What is meant here by freedom and utopia is “the best scenario”. It’s not about what our values are, it’s about a method proposed to reach them.
I’ve read that post before. I dislike its narcissistic implications. Even if true, it’s something I think humans can only be harmed by thinking about.
Why would it harm humans?
Do you think that the expected value of thinking about it is negative because of how it might lead us to overlook some forms of alignment?
Any insufficiently human-supremacist AI is an S-risk for humanity. Non-human entities are only valued inasmuch as individual humans value them concretely. No abstract preferences over them should be permitted.
See this sort of thing is why Clippy sounds relatively good to me, and why I don’t agree with Eliezer when he says humans all want the same thing and so CEV would be coherent when applied over all of humanity.
This is a bit difficult to believe, has Eliezer really said something that absurd on-the-record and left it unretracted? Do you have a link?
https://www.lesswrong.com/posts/BkkwXtaTf5LvbA6HB/moral-error-and-moral-disagreement
-Yudkowsky 2008, Moral Error and Moral Disagreement
Seems to me to imply that everybody has basically the same values, that it is rare for humans to have irreconcilable moral differences. Also seems to me to be unfortunately and horribly wrong.
As for retraction I don’t know if he has changed his view on this, I only know it’s part of the Metaethics sequence.
Wow, this does sound like unhinged nonsense. If he still maintains it circa 2023 then I would be really surprised.
The proposition is not that “everybody has basically the same values”, it’s more that everybody has basically the same brains, so a meeting of minds should ideally always be possible between humans, even if it doesn’t happen in practice.
And yet, as was pointed out in a Slate Star Codex thread once, nearly everyone has experiences that other people do not, including having access to entire distinct classes of qualia. The usual examples are that some people have and others lack internal dialogue, or the ability to visually imagine things.
In my case, I lack some of the social instincts neurotypicals take for granted, but on the other hand, I know exactly what divine possession feels like and what all the great mystics of history were babbling about, and most people don’t. And our brains aren’t similar enough for me to have much hope of getting people who cannot have that experience to value it.
No? There exist real living breathing humans that have radically altered brain structure, such as those with one hemisphere removed via surgical procedures or who have a dramatic brain injury.
For example, there’s the quite well known Phineas Gage: https://en.wikipedia.org/wiki/Phineas_Gage
It’s also not too difficult to imagine in the future with the possibilities of more advanced genetic engineering, there could be viable humans born with brains more similar to chimpanzees or dolphins than 2023 humans.
I could haveswornhe said something in the sequences along the lines of “One might be tempted to say of our fellow humans, when arguing over morality, that they simply mean different things by morality and there is nothing factual to argue about, only an inevitable fight.

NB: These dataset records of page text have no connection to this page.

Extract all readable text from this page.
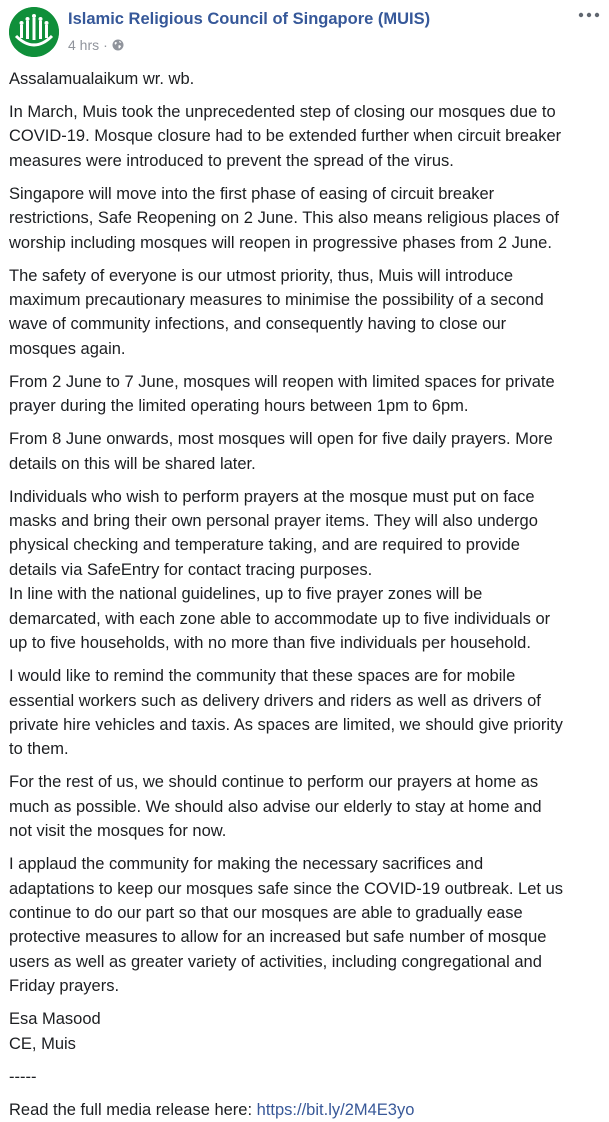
Islamic Religious Council of Singapore (MUIS)
4 hrs ·

Assalamualaikum wr. wb.

In March, Muis took the unprecedented step of closing our mosques due to

COVID-19. Mosque closure had to be extended further when circuit breaker

measures were introduced to prevent the spread of the virus.

Singapore will move into the first phase of easing of circuit breaker

restrictions, Safe Reopening on 2 June. This also means religious places of

worship including mosques will reopen in progressive phases from 2 June.

The safety of everyone is our utmost priority, thus, Muis will introduce

maximum precautionary measures to minimise the possibility of a second

wave of community infections, and consequently having to close our

mosques again.

From 2 June to 7 June, mosques will reopen with limited spaces for private

prayer during the limited operating hours between 1pm to 6pm.

From 8 June onwards, most mosques will open for five daily prayers. More

details on this will be shared later.

Individuals who wish to perform prayers at the mosque must put on face

masks and bring their own personal prayer items. They will also undergo

physical checking and temperature taking, and are required to provide

details via SafeEntry for contact tracing purposes.

In line with the national guidelines, up to five prayer zones will be

demarcated, with each zone able to accommodate up to five individuals or

up to five households, with no more than five individuals per household.

I would like to remind the community that these spaces are for mobile

essential workers such as delivery drivers and riders as well as drivers of

private hire vehicles and taxis. As spaces are limited, we should give priority

to them.

For the rest of us, we should continue to perform our prayers at home as

much as possible. We should also advise our elderly to stay at home and

not visit the mosques for now.

I applaud the community for making the necessary sacrifices and

adaptations to keep our mosques safe since the COVID-19 outbreak. Let us

continue to do our part so that our mosques are able to gradually ease

protective measures to allow for an increased but safe number of mosque

users as well as greater variety of activities, including congregational and

Friday prayers.

Esa Masood

CE, Muis

-----

Read the full media release here: https://bit.ly/2M4E3yo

This may be true of things like paperclip maximizers and alien minds. But it is not something that is true of our fellow humans.”Unfortunately I cannot find it right now as I don’t remember the exact phrasing, but it stuck with me when I read it as obviously wrong. If anybody knows what quote I’m talking about please chime in.Edit: Found it, see other reply
Links to the original 2004 article on intelligence.org seem to be broken...they are not even 404ing.
This is one of the things I despise about this community. People here pretend to be altruists, but are not. It is incoherent to value humans and not to value the other beings we share the planet with who, in the space of minds, are massively closer to humans than they are to any AI we are likely to create. But you retreat to moral irrealism and the primacy of arbitrary whims (utility functions) above all else when faced with the supreme absurdity of human supremacy.